Over the past 20 years, however, the WPA has done little more than sanction a few tournaments — more than a few of which turned out to be financial farces that left players with either unused plane tickets or substandard prize money — and hand out a few medals. Of course, much of the vitriol leveled against the WPA is overblown, in large part because the organization has long done a lousy job of marketing, explaining itself and defending players.

Contrary to popular belief, the WPA is not rolling in money from sanction fees and has never demanded money be taken from players to pay those fees. That decision has always been at the discretion of the individual promoters.

The truth is, the WPA was never intended to be a tournament promoter. It is a facilitator for its member federations, and (in theory, at least) a protector of the players who play under those federation flags.

It has fallen woefully short in both areas in the past, but now it has a chance to shine.

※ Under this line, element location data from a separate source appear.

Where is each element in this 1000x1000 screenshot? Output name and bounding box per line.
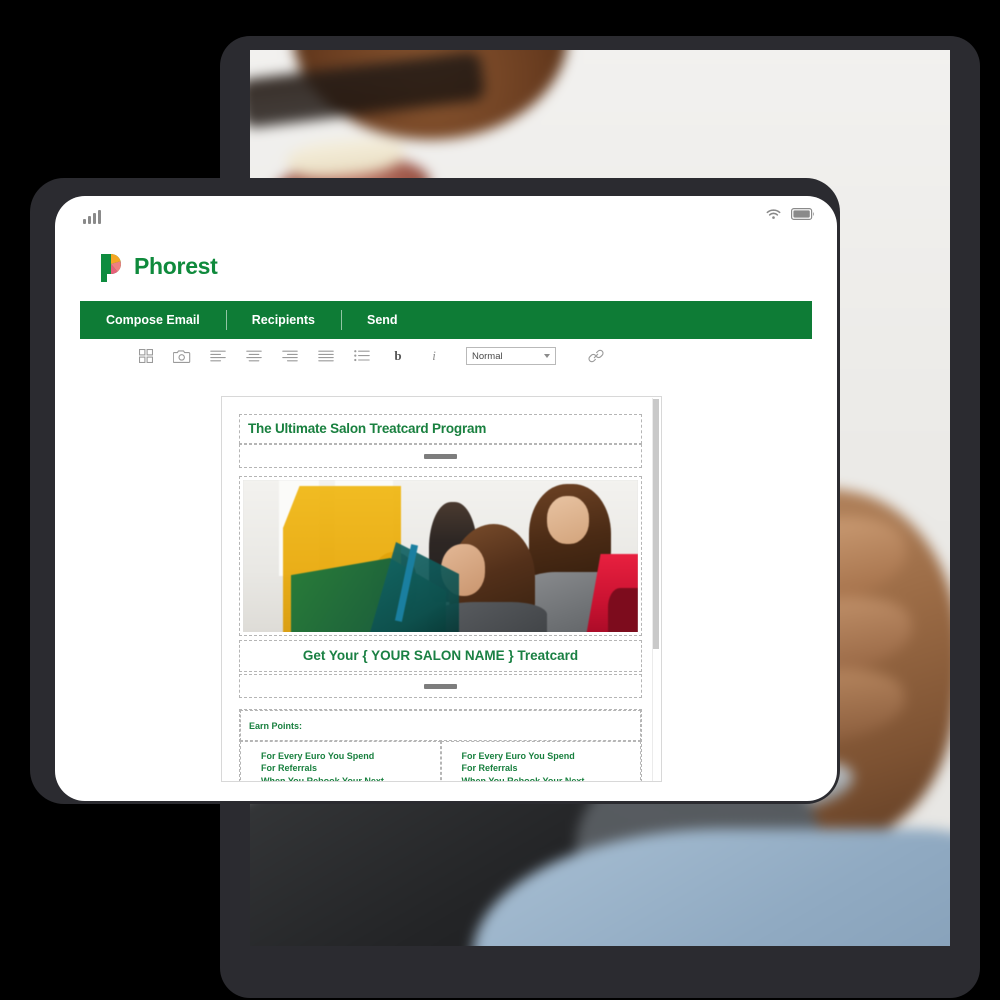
- earn-points-block[interactable]: Earn Points: For Every Euro You Spend Fo…: [239, 709, 642, 782]
- cta-heading-block[interactable]: Get Your { YOUR SALON NAME } Treatcard: [239, 640, 642, 672]
- cta-heading: Get Your { YOUR SALON NAME } Treatcard: [302, 648, 579, 663]
- scene: Phorest Compose Email Recipients Send b …: [0, 0, 1000, 1000]
- italic-button[interactable]: i: [416, 343, 452, 369]
- list-item: For Referrals: [261, 763, 318, 774]
- align-center-icon[interactable]: [236, 343, 272, 369]
- app-panel: Phorest Compose Email Recipients Send b …: [55, 196, 837, 801]
- brand-header: Phorest: [97, 250, 218, 282]
- tab-recipients[interactable]: Recipients: [225, 301, 341, 339]
- salon-interior-photo: [243, 480, 638, 632]
- email-headline: The Ultimate Salon Treatcard Program: [248, 421, 487, 436]
- tab-send[interactable]: Send: [341, 301, 424, 339]
- link-icon[interactable]: [578, 343, 614, 369]
- earn-points-column-left[interactable]: For Every Euro You Spend For Referrals W…: [240, 741, 441, 782]
- list-item: When You Rebook Your Next: [261, 775, 384, 782]
- divider-block-2[interactable]: [239, 674, 642, 698]
- grid-icon[interactable]: [128, 343, 164, 369]
- list-item: For Every Euro You Spend: [461, 751, 575, 761]
- camera-icon[interactable]: [164, 343, 200, 369]
- email-editor-canvas[interactable]: The Ultimate Salon Treatcard Program Get…: [221, 396, 662, 782]
- divider-block-1[interactable]: [239, 444, 642, 468]
- chevron-down-icon: [544, 354, 550, 358]
- list-item: When You Rebook Your Next: [461, 775, 585, 782]
- battery-icon: [791, 208, 815, 220]
- editor-scrollbar-thumb[interactable]: [653, 399, 659, 649]
- earn-points-columns: For Every Euro You Spend For Referrals W…: [240, 741, 641, 782]
- bold-button[interactable]: b: [380, 343, 416, 369]
- divider-handle: [424, 453, 457, 459]
- status-bar: [55, 196, 837, 240]
- align-left-icon[interactable]: [200, 343, 236, 369]
- email-template: The Ultimate Salon Treatcard Program Get…: [239, 414, 642, 782]
- earn-points-label: Earn Points:: [249, 721, 303, 731]
- tab-compose-email[interactable]: Compose Email: [80, 301, 226, 339]
- wifi-icon: [766, 208, 781, 220]
- text-style-select[interactable]: Normal: [466, 347, 556, 365]
- earn-points-column-right[interactable]: For Every Euro You Spend For Referrals W…: [440, 741, 641, 782]
- list-item: For Referrals: [461, 763, 518, 774]
- divider-handle: [424, 683, 457, 689]
- editor-scrollbar-track[interactable]: [652, 398, 660, 781]
- signal-bars-icon: [83, 210, 101, 224]
- list-item: For Every Euro You Spend: [261, 751, 375, 761]
- headline-block[interactable]: The Ultimate Salon Treatcard Program: [239, 414, 642, 444]
- align-justify-icon[interactable]: [308, 343, 344, 369]
- hero-image-block[interactable]: [239, 476, 642, 636]
- bullet-list-icon[interactable]: [344, 343, 380, 369]
- phorest-logo-icon: [97, 250, 125, 282]
- main-nav: Compose Email Recipients Send: [80, 301, 812, 339]
- align-right-icon[interactable]: [272, 343, 308, 369]
- text-style-value: Normal: [472, 350, 503, 362]
- editor-toolbar: b i Normal: [80, 339, 812, 373]
- earn-points-label-row[interactable]: Earn Points:: [240, 710, 641, 741]
- brand-name: Phorest: [134, 252, 218, 279]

Two topical issues facing the sport have the WPA in position to make some noteworthy and impactful decisions. Properly addressed, a pro-pool, decisive stance on both issues would be met with almost universal applause in pool circles. They would give players and fans alike some hope that the WPA could still be a leader in the sport’s growth.

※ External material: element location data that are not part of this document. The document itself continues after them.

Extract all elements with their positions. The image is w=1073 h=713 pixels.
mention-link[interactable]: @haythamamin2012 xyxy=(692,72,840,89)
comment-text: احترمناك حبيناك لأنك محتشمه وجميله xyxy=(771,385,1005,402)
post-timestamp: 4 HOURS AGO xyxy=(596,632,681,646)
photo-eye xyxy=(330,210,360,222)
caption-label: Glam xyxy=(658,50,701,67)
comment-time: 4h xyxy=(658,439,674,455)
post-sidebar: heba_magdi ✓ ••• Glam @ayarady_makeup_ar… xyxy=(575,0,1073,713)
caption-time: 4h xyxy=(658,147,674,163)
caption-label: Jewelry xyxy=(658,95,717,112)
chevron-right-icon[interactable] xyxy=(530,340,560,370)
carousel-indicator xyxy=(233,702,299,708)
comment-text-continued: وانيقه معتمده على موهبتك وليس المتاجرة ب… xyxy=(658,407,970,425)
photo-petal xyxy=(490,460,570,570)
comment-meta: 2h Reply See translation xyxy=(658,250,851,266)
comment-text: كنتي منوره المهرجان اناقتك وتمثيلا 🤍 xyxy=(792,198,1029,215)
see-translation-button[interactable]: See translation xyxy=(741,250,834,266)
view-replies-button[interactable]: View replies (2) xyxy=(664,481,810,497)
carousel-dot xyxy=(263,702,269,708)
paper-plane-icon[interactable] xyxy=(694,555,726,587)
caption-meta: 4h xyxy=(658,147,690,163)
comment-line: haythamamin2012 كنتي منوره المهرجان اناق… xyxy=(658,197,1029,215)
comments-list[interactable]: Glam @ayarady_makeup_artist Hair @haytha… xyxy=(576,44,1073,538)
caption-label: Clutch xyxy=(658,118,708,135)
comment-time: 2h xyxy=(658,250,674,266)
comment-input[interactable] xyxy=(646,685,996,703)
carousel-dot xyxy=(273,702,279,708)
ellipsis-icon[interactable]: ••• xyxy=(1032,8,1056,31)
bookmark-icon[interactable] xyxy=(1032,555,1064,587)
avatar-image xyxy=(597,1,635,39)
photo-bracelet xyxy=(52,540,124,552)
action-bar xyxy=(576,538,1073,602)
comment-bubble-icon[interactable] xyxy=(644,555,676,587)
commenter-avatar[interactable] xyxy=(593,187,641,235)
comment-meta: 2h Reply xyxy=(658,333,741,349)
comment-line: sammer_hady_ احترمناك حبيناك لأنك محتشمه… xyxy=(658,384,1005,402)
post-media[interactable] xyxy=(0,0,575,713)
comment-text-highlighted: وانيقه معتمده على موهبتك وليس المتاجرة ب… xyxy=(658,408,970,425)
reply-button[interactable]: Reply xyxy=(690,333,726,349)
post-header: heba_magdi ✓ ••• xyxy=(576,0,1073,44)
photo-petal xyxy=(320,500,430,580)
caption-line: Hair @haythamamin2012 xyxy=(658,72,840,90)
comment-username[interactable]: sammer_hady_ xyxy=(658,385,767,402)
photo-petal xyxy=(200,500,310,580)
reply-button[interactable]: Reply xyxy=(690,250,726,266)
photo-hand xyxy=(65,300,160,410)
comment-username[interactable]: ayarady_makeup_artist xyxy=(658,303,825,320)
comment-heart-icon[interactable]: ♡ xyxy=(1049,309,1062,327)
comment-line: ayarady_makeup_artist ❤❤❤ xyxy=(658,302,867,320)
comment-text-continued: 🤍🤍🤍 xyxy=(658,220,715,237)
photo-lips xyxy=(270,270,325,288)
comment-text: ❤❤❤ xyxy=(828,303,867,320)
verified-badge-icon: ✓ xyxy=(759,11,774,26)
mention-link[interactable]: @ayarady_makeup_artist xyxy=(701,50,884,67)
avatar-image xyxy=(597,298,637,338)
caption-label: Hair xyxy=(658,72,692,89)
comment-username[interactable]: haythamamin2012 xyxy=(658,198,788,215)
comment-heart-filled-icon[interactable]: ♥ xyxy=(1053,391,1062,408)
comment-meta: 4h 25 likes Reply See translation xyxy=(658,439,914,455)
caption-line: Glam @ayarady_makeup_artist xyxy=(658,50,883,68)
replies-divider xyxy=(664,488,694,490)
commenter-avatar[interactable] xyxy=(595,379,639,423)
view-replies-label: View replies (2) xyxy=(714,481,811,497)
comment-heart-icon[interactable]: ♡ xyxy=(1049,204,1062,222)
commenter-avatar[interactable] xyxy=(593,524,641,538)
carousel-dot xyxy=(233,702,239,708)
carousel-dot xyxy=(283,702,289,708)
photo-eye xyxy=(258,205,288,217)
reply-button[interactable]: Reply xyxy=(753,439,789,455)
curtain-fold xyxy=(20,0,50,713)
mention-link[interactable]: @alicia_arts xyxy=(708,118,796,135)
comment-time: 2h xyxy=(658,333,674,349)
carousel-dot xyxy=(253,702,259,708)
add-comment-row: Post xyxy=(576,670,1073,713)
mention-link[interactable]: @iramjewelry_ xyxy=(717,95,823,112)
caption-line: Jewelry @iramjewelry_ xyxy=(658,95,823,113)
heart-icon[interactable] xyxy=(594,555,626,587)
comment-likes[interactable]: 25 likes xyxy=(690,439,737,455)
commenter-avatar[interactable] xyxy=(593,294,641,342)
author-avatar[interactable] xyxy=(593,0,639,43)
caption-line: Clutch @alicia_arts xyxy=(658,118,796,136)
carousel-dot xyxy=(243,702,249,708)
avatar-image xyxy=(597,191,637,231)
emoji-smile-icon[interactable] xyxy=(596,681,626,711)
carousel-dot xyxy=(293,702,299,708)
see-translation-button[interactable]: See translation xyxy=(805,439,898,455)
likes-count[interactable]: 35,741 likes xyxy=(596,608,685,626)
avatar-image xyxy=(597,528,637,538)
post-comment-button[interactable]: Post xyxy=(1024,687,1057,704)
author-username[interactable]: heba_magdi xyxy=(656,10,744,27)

First, the WPA could rescind the judgment preventing Russian and Belarusian players from participating in sanctioned tournaments. The organization’s original stance in March was knee-jerk but somewhat understandable. With the World Games banning those countries from its quadrennial competition (in Birmingham, Ala., in July) and the IOC “recommending” similar action across the board from its members, the WPA thought it too risky to fly in the face of such important partners.

But that was six months ago. There is no telling when Russia’s invasion of the Ukraine will end. And other sports are realizing the slippery slope created by holding athletes responsible for their home government’s actions.

The WCBS will convene in Birmingham during the World Games, and it is hoped that the subject will be discussed and, with the Games behind them, the WPA can get players like Fedor Gorst, Kristina Tkach and Margaret Fefilova Styer back to the tables.

Buoyed by that decision, the WPA could then turn its attention to the major events being produced by Predator and Matchroom. Pool is finally flush with big-money events and solid promoters. Put on your referee’s jersey and pull up your big-boy pants and mediate a plan that will allow the sport’s two biggest promoters to stage their events in such a way that players can compete in every event offered instead of having to choose between them and/or crisscross the globe to attend.

Will it be easy? No. Will you have to make hard decisions and stick to them? Yes.

You owe it to the players and fans to do the job that you were intended to do: to facilitate major international tournaments for both players and promoters. Quit cowering and develop a plan that allows players and fans to both enjoy and benefit from the most lucrative and stacked schedule it has ever witnessed.

You have more power and leverage than you think. It’s time for WPA leadership to start leading. Instead of simply responding to what others decide, make the decisions yourself.

You’re on the clock. These two decisions are right in front of you. Show vision and leadership and you could well be viewed in an entirely new light.